Der nun im Az W gezeigte Auszug von rund 300 Exponaten gliedert sich in neun Themenbereiche, die Veränderung, Inszenierung und Modernisierung, vor allem der Infrastruktur, umreißen. Hitlers Rede am 9. April 1938, in der er die Rolle Wiens als „Perle im Deutschen Reich“, gar im Großraum Europa beschwor, löste eine regelrechte Planungseuphorie aus. Auch ältere Ideen des 19. Jahrhunderts wie die von Groß-Wien wurden aufgegriffen, durch Eingemeindungen wurde die Stadt (bis zur Revision nach Kriegsende) auf die fünffache Fläche ausgedehnt. Zu technokratischer Hochform lief die neue Disziplin der Raumplanung auf, die mit demografischen und völkischen Beweisführungen operierte. Große Entwicklungs- und Stadtverschönerungsmaßnahmen wurden vorzugsweise durch jüdisch geprägte Gebiete geschlagen, so ein Ringstraßenschluss mit Monumentalachse Richtung Donau durch die Leopoldstadt, die in Varianten ausgearbeitete „Führervorlage“ von 1941. Die Anbindung an das Schienen- und Autobahnnetz wurde vorangetrieben, ebenso der Ausbau des Donau-Hafens. Ernst Sagebiel plante einen Weltflug­hafen auf dem Flugfeld Aspern, typologisch ähnlich Berlin-Tempelhof, ein U-Bahn-System sollte aus jedem Punkt im Stadtgebiet in zehn Minuten erreichbar sein. Auch aus dem Jahr 1941 datiert eine erste Umbauplanung des Messepalastes hinter den barocken Hofstallungen Fischer von Erlachs zum Museumsareal – eine Idee wiederum mit Langzeitpotenzial, die um 2000 unter veränderten Parametern realisiert wurde. Im Verlauf des Zweiten Weltkrieges verschoben sich die Prioritäten, Friedrich Tamms etwa plante für die Organisation Todt zwischen 1943 und 1945 jene drei Flakturmpaare, die noch immer im Wiener Stadtbild präsent sind.

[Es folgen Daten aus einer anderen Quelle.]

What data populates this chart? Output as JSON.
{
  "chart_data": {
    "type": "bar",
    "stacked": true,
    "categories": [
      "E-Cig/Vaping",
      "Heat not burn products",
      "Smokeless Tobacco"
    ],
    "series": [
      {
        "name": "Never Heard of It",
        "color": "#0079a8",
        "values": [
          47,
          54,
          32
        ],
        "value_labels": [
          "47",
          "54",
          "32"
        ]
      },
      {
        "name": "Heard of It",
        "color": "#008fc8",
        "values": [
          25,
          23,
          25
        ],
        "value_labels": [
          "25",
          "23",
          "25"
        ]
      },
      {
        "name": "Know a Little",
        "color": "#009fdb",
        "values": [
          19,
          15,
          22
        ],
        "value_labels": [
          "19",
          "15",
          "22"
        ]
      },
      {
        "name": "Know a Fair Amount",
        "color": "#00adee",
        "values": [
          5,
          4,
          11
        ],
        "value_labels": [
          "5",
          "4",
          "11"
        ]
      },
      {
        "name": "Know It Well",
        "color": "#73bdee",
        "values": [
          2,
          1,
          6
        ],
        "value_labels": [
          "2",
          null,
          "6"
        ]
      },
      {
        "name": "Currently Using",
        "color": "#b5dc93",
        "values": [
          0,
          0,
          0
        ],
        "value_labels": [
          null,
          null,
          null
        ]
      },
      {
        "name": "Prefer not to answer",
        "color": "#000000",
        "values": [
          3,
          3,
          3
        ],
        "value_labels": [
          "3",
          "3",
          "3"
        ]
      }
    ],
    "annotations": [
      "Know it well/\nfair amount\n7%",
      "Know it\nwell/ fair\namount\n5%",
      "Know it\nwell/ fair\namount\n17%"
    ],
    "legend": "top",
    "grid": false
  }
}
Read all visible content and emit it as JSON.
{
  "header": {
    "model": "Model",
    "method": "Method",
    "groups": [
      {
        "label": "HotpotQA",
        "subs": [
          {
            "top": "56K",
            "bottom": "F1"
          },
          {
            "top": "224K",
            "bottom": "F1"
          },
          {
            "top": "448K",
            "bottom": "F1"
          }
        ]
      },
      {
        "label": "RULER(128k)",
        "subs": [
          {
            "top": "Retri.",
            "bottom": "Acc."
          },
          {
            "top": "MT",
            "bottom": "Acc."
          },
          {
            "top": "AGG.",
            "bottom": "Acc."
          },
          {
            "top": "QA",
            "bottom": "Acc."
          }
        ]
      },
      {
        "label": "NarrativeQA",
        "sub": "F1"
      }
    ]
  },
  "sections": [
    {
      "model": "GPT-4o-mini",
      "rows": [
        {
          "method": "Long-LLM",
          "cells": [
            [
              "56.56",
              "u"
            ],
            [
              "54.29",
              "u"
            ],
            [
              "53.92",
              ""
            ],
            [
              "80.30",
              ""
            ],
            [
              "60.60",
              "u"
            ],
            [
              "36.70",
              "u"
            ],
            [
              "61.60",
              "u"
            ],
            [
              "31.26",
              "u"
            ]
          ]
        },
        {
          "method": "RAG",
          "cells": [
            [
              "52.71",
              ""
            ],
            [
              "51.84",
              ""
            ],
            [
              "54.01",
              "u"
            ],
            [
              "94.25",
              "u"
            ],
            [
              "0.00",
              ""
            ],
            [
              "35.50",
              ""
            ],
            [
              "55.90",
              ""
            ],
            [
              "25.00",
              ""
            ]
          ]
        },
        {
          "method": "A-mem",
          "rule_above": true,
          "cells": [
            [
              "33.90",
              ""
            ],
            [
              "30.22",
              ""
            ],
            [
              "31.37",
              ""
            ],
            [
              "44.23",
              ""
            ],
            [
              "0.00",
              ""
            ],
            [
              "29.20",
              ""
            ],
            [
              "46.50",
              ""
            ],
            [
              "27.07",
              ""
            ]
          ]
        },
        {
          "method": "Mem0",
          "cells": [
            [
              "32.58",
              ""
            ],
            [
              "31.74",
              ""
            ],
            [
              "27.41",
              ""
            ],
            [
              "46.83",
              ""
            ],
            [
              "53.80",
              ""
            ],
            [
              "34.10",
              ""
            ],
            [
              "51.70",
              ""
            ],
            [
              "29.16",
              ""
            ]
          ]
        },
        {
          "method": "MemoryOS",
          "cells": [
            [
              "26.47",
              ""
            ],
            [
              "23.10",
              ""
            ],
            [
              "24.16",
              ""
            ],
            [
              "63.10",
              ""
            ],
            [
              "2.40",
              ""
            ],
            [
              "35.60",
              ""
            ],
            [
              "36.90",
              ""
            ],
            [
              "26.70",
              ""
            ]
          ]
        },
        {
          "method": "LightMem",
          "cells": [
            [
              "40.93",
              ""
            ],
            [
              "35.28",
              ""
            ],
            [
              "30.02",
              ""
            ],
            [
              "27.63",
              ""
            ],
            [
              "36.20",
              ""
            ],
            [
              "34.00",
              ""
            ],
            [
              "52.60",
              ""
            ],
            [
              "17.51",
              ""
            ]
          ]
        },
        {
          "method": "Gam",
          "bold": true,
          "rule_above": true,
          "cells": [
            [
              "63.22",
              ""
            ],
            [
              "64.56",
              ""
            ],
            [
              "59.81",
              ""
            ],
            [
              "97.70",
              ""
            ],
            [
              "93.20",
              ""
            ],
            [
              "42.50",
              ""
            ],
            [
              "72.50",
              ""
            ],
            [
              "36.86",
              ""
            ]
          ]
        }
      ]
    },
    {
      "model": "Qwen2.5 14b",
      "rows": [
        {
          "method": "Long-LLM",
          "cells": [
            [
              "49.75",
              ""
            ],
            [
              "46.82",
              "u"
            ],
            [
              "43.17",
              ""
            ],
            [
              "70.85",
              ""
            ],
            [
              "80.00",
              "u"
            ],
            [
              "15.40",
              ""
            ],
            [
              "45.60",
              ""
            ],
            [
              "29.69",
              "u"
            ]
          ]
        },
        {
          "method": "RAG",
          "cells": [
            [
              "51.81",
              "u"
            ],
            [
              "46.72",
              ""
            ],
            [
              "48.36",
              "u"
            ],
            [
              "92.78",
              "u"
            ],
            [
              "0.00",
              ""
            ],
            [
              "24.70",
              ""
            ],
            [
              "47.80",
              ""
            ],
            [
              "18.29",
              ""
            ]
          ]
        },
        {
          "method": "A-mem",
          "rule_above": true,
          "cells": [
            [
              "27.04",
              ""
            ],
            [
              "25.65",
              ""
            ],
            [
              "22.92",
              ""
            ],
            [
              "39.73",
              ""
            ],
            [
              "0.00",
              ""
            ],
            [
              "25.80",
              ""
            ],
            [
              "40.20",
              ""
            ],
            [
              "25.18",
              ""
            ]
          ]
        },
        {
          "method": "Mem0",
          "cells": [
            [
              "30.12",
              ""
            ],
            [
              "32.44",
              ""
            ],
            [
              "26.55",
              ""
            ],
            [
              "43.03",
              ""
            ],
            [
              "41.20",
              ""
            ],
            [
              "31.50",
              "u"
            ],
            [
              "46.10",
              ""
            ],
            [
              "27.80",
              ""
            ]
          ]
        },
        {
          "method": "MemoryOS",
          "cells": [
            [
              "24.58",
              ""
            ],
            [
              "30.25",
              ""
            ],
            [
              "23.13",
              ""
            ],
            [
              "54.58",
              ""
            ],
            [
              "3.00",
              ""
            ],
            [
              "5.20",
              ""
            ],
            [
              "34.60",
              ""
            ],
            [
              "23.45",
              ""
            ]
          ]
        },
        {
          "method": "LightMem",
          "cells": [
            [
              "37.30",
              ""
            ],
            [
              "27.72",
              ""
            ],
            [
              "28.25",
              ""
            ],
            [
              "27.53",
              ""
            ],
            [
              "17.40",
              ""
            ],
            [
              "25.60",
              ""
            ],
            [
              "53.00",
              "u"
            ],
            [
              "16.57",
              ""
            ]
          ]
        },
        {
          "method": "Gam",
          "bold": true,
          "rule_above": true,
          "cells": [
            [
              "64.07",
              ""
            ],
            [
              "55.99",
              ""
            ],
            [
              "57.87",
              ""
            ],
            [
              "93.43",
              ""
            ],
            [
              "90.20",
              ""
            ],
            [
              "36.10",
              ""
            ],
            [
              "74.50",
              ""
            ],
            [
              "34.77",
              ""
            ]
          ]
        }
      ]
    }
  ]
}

In 52 Bombardements zwischen März 1944 und April 1945 musste Wien 8769 Tote beklagen, 47.000 Gebäude wurden beschädigt, 120 Brücken zerstört. Verglichen mit den Totalverlusten deutscher Städte nehmen sich diese Zahlen überschaubar aus, Wiens Stadtbild ist ein Labsal historischer Bausubstanz. Dass hinter diesen stattlichen Kulissen in manch öffentlicher Institution die Zeit des Nationalsozialismus nach wie vor gern verdrängt wird – das wird Klaus Steiner nicht müde zu betonen.